Menurut Mureks, kolaborasi ini menunjukkan dedikasi will.i.am dalam menghadirkan pengalaman audio berkualitas tinggi yang melampaui sekadar dukungan nama. Timnya menggunakan analisis spektrum dan membandingkan speaker kompetitor untuk memastikan kualitas suara. Lagu favoritnya untuk menyetel audio adalah ‘Take Five’. “One: It’s my favorite song. The rim, the ride, the acoustic drum kit is the most perfect recording of that soft drum playing, isolated by itself. And then the piano that comes in, and then the bass – but it’s not low bass, it’s an acoustic bass, so I get to hear it well. It’s so well mixed. And then the sax feels like it’s… like I can hear the spit on the reed,” ungkapnya, menggambarkan detail yang ia cari dalam sebuah rekaman.

Shenzhen: Pusat Inovasi yang Menginspirasi

will.i.am juga menyoroti perubahan besar dalam dunia teknologi yang ia saksikan selama satu dekade terakhir, terutama peran Shenzhen, Tiongkok, sebagai pusat manufaktur dan prototipe cepat. “This place is… Wow. This place is amazing, bro. Like, the things that can be made now. I get goosebumps just thinking about it, how awesome Shenzhen is,” katanya penuh kekaguman.

Ia berharap setiap negara memiliki pusat inovasi serupa. “I wish London had a Shenzhen. I wish France had a Shenzhen. Every country’s creative hub needs a Shenzhen,” ujarnya. will.i.am bahkan telah mendirikan lab 3D printing sendiri di Los Angeles untuk memungkinkan prototipe cepat. “The Kinko’s for consumer electronics doesn’t exist, my dude,” keluhnya, merujuk pada kebutuhan akan fasilitas yang memungkinkan kreator mewujudkan ide-ide perangkat keras dengan cepat.

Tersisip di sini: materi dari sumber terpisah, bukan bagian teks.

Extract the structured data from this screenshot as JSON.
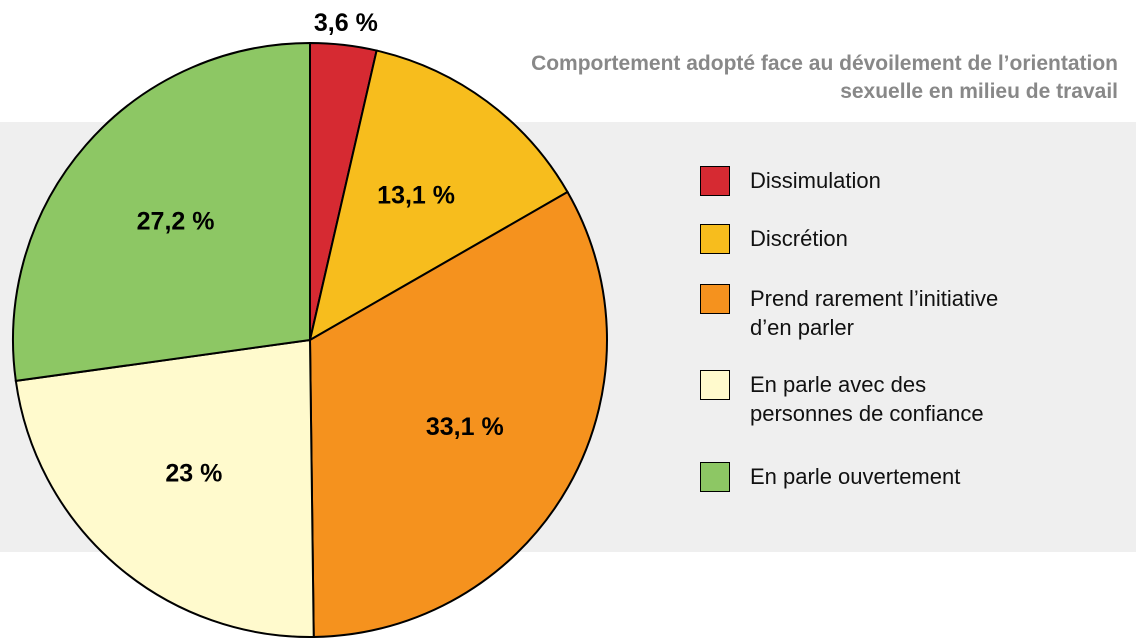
{
  "chart_data": {
    "type": "pie",
    "title": "Comportement adopté face au dévoilement de l’orientation sexuelle en milieu de travail",
    "categories": [
      "Dissimulation",
      "Discrétion",
      "Prend rarement l’initiative d’en parler",
      "En parle avec des personnes de confiance",
      "En parle ouvertement"
    ],
    "values": [
      3.6,
      13.1,
      33.1,
      23,
      27.2
    ],
    "value_labels": [
      "3,6 %",
      "13,1 %",
      "33,1 %",
      "23 %",
      "27,2 %"
    ],
    "colors": [
      "#d62a32",
      "#f7bd1d",
      "#f5921e",
      "#fffacd",
      "#8dc764"
    ]
  }
}
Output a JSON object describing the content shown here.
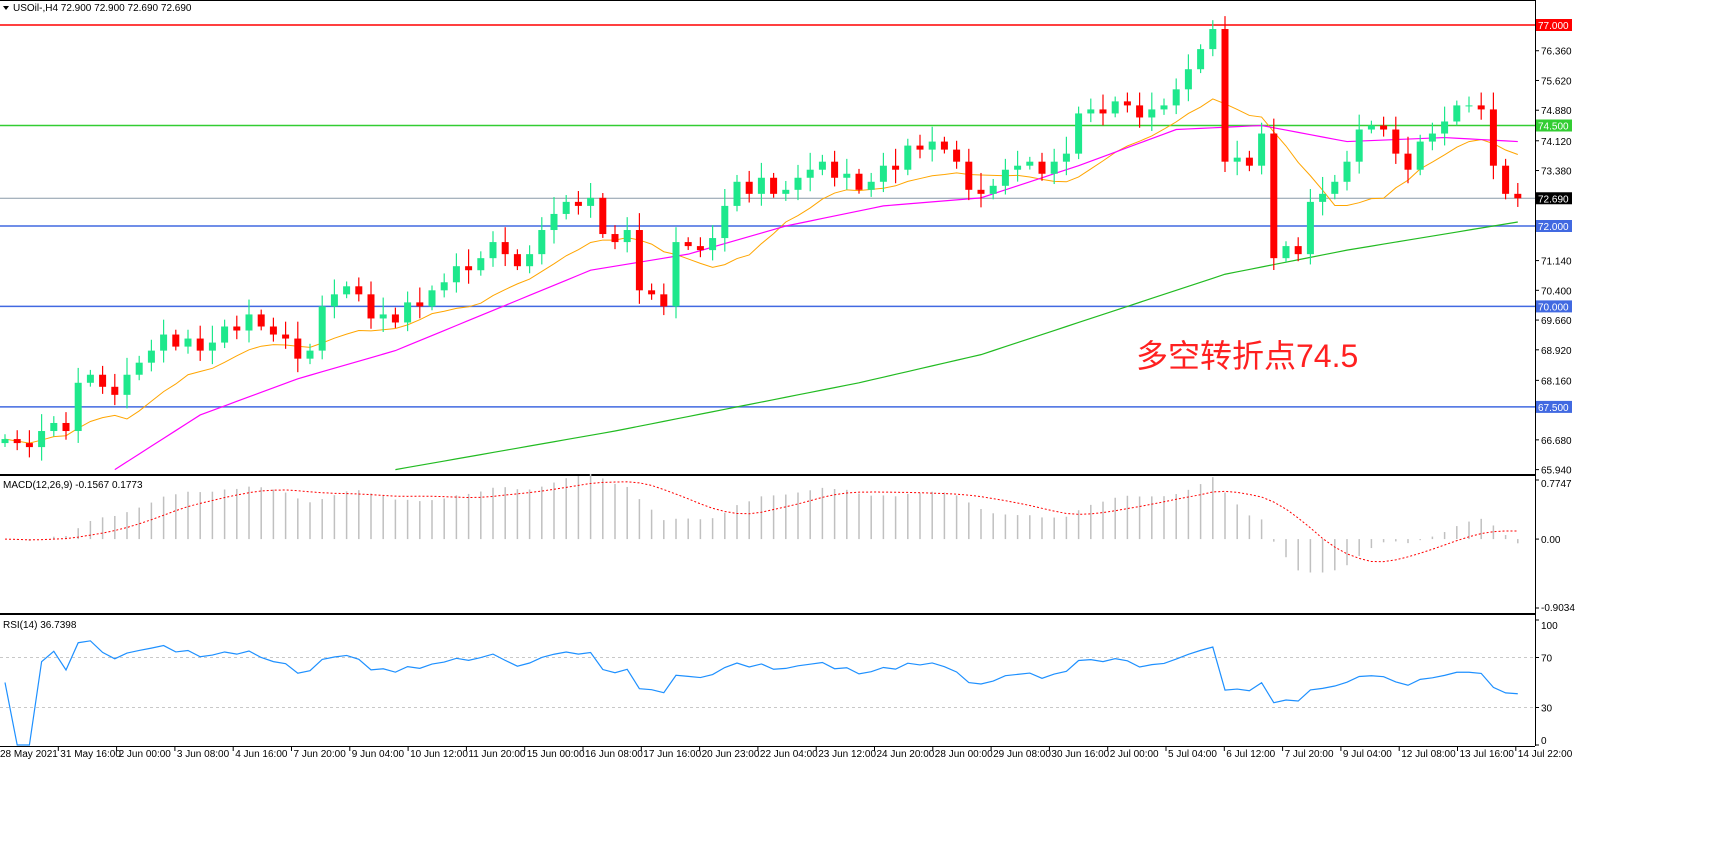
{
  "header": {
    "symbol_line": "USOil-,H4  72.900 72.900 72.690 72.690",
    "macd_label": "MACD(12,26,9) -0.1567 0.1773",
    "rsi_label": "RSI(14) 36.7398"
  },
  "annotation": {
    "text": "多空转折点74.5",
    "color": "#ff2020"
  },
  "colors": {
    "bull": "#1ee88c",
    "bear": "#ff0000",
    "ma_fast": "#ffa500",
    "ma_mid": "#ff00ff",
    "ma_slow": "#22bb22",
    "macd_hist": "#c0c0c0",
    "macd_signal": "#ff0000",
    "rsi": "#1e90ff"
  },
  "chart_data": [
    {
      "type": "candlestick",
      "title": "USOil-,H4",
      "ylim": [
        65.94,
        77.1
      ],
      "y_ticks": [
        "76.360",
        "75.620",
        "74.880",
        "74.120",
        "73.380",
        "71.140",
        "70.400",
        "69.660",
        "68.920",
        "68.160",
        "66.680",
        "65.940"
      ],
      "x_ticks": [
        "28 May 2021",
        "31 May 16:00",
        "2 Jun 00:00",
        "3 Jun 08:00",
        "4 Jun 16:00",
        "7 Jun 20:00",
        "9 Jun 04:00",
        "10 Jun 12:00",
        "11 Jun 20:00",
        "15 Jun 00:00",
        "16 Jun 08:00",
        "17 Jun 16:00",
        "20 Jun 23:00",
        "22 Jun 04:00",
        "23 Jun 12:00",
        "24 Jun 20:00",
        "28 Jun 00:00",
        "29 Jun 08:00",
        "30 Jun 16:00",
        "2 Jul 00:00",
        "5 Jul 04:00",
        "6 Jul 12:00",
        "7 Jul 20:00",
        "9 Jul 04:00",
        "12 Jul 08:00",
        "13 Jul 16:00",
        "14 Jul 22:00"
      ],
      "closes": [
        66.7,
        66.6,
        66.5,
        66.9,
        67.1,
        66.9,
        68.1,
        68.3,
        68.0,
        67.8,
        68.3,
        68.6,
        68.9,
        69.3,
        69.0,
        69.2,
        68.9,
        69.1,
        69.5,
        69.4,
        69.8,
        69.5,
        69.3,
        69.2,
        68.7,
        68.9,
        70.0,
        70.3,
        70.5,
        70.3,
        69.7,
        69.8,
        69.6,
        70.1,
        70.0,
        70.4,
        70.6,
        71.0,
        70.9,
        71.2,
        71.6,
        71.3,
        71.0,
        71.3,
        71.9,
        72.3,
        72.6,
        72.5,
        72.7,
        71.8,
        71.6,
        71.9,
        70.4,
        70.3,
        70.0,
        71.6,
        71.5,
        71.4,
        71.7,
        72.5,
        73.1,
        72.8,
        73.2,
        72.8,
        72.9,
        73.2,
        73.4,
        73.6,
        73.2,
        73.3,
        72.9,
        73.1,
        73.5,
        73.4,
        74.0,
        73.9,
        74.1,
        73.9,
        73.6,
        72.9,
        72.8,
        73.0,
        73.4,
        73.5,
        73.6,
        73.3,
        73.6,
        73.8,
        74.8,
        74.9,
        74.8,
        75.1,
        75.0,
        74.7,
        74.9,
        75.0,
        75.4,
        75.9,
        76.4,
        76.9,
        73.6,
        73.7,
        73.5,
        74.3,
        71.2,
        71.5,
        71.3,
        72.6,
        72.8,
        73.1,
        73.6,
        74.4,
        74.5,
        74.4,
        73.8,
        73.4,
        74.1,
        74.3,
        74.6,
        75.0,
        75.0,
        74.9,
        73.5,
        72.8,
        72.69
      ],
      "ma_mid_points": [
        [
          9,
          65.94
        ],
        [
          16,
          67.3
        ],
        [
          24,
          68.2
        ],
        [
          32,
          68.9
        ],
        [
          40,
          69.9
        ],
        [
          48,
          70.9
        ],
        [
          56,
          71.3
        ],
        [
          64,
          72.0
        ],
        [
          72,
          72.5
        ],
        [
          80,
          72.7
        ],
        [
          88,
          73.5
        ],
        [
          96,
          74.4
        ],
        [
          103,
          74.5
        ],
        [
          110,
          74.1
        ],
        [
          118,
          74.2
        ],
        [
          124,
          74.1
        ]
      ],
      "ma_slow_points": [
        [
          32,
          65.94
        ],
        [
          50,
          66.9
        ],
        [
          60,
          67.5
        ],
        [
          70,
          68.1
        ],
        [
          80,
          68.8
        ],
        [
          90,
          69.8
        ],
        [
          100,
          70.8
        ],
        [
          110,
          71.4
        ],
        [
          124,
          72.1
        ]
      ],
      "levels": [
        {
          "value": 77.0,
          "label": "77.000",
          "color": "#ff0000"
        },
        {
          "value": 74.5,
          "label": "74.500",
          "color": "#32cd32"
        },
        {
          "value": 72.69,
          "label": "72.690",
          "color": "#000000",
          "line": "#8a9aa8"
        },
        {
          "value": 72.0,
          "label": "72.000",
          "color": "#4169e1"
        },
        {
          "value": 70.0,
          "label": "70.000",
          "color": "#4169e1"
        },
        {
          "value": 67.5,
          "label": "67.500",
          "color": "#4169e1"
        }
      ]
    },
    {
      "type": "bar",
      "title": "MACD(12,26,9)",
      "ylim": [
        -0.9034,
        0.7747
      ],
      "y_ticks": [
        "0.7747",
        "0.00",
        "-0.9034"
      ]
    },
    {
      "type": "line",
      "title": "RSI(14)",
      "ylim": [
        0,
        100
      ],
      "y_ticks": [
        "100",
        "70",
        "30",
        "0"
      ],
      "levels": [
        70,
        30
      ]
    }
  ]
}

Musik AI: Pembebas, Bukan Ancaman

Mengenai musik yang dihasilkan oleh kecerdasan buatan (AI), will.i.am memiliki pandangan yang positif. Ia tidak melihatnya sebagai ancaman, setidaknya untuk saat ini. “AI-generated music is awesome. Really awesome,” katanya.

Ia membedakan antara musik yang dihasilkan AI dengan campur tangan manusia dan musik yang sepenuhnya otonom. “Somebody’s still generating it. So I’m not worried about that. When the machine’s just fucking doing it on its own? Talk to me when we get there,” tegasnya. Bagi will.i.am, musik AI adalah alat yang memberdayakan.

I think it’s a liberator for folks that always wanted to make music that didn’t know a skill, couldn’t sing, couldn’t play an instrument – but now their ideas can materialize,” jelasnya, melihat potensi AI untuk membuka pintu kreativitas bagi banyak orang.

TikTok: Ancaman Nyata bagi Industri Musik

Namun, will.i.am justru melihat ancaman yang lebih besar bagi industri musik datang dari platform media sosial seperti TikTok. “But then at the same time, has TikTok ruined music as far as our attention span, and in the quality of music chasing its algorithms… that’s the one,” kritiknya. Ia khawatir TikTok telah merusak rentang perhatian pendengar dan mendorong musisi untuk menciptakan lagu yang hanya mengejar algoritma, mengorbankan kualitas artistik.

Kolaborasi will.i.am dengan LG dan pandangannya yang tajam tentang teknologi dan musik menunjukkan posisinya yang unik di persimpangan kedua dunia tersebut, terus mendorong batas-batas inovasi dan kreativitas.